Dutton would deny tomorrow is Wednesday, knowing it will get him headlines in the MSM including the ABC.
Dutton would be correct, though. He well knows Wednesday is in fact an ostensibly minor recurring character in that C20 series of documentaries about left-wing elites, the Addams Family. The MSM never mentions this.
Fiona Scott on ‘The Drum’, Monday 2nd Oct, managed to conjoin the referendum with a treaty and a republic. Apparently the insinuation was if you vote YES you are actually voting for a treaty and an eventual republic?? She also attempted to raise the discredited 26 hidden pages conspiracy peddled in the Murdoch press. The success of the NO campaigners is their very diversity appealing to the confirmation bias of so many different discrete sections of the voting community. Whether it is the so called ‘progressive no’, sovereign citizens, white supremacists, antivaxers, anti-republicans, right wing conservatives, neoliberals or rusted on liberal voters following the party line, there is something somewhere in the NO arguments that can be used to confirm their own biases and give an excuse to vote NO. Up against all of this, the YES campaign has just a simple one page statement from the heart, appealing to a sense of decency that doesn’t really exist in many people.

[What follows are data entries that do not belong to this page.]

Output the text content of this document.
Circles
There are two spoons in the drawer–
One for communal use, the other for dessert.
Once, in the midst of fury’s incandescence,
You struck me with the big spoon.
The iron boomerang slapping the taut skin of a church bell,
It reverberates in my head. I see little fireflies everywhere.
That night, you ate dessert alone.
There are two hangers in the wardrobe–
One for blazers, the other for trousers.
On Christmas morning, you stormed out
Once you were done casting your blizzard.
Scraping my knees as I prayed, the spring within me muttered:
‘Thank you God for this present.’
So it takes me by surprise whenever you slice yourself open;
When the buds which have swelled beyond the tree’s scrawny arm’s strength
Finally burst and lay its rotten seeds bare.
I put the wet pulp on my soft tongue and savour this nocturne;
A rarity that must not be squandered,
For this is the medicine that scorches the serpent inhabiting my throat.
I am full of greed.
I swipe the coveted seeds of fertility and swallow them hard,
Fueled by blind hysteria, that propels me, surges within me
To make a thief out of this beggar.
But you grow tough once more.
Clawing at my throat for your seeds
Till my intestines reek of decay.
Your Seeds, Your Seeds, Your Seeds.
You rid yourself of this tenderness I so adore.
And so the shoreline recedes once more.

And did Bourchier/The Drum remind the audience that Scott was the Liberal member for Lindsay (2010 – 2016) – and an Abbott favourite? …. Present ‘Vice President of the Penrith branch of the Liberal Party’?
If Albo wants to restore the credibility of government he needs to stop doing things that look like he is working for the billionaires, and possibly accepting secret benefits. A start would be to stop approving new coal mines and get serious about climate change.
… and ditch the Stage 3 tax cuts as we’ll as withdraw from that wasteful AUKUS deal …
And make his prime ministerial diary public.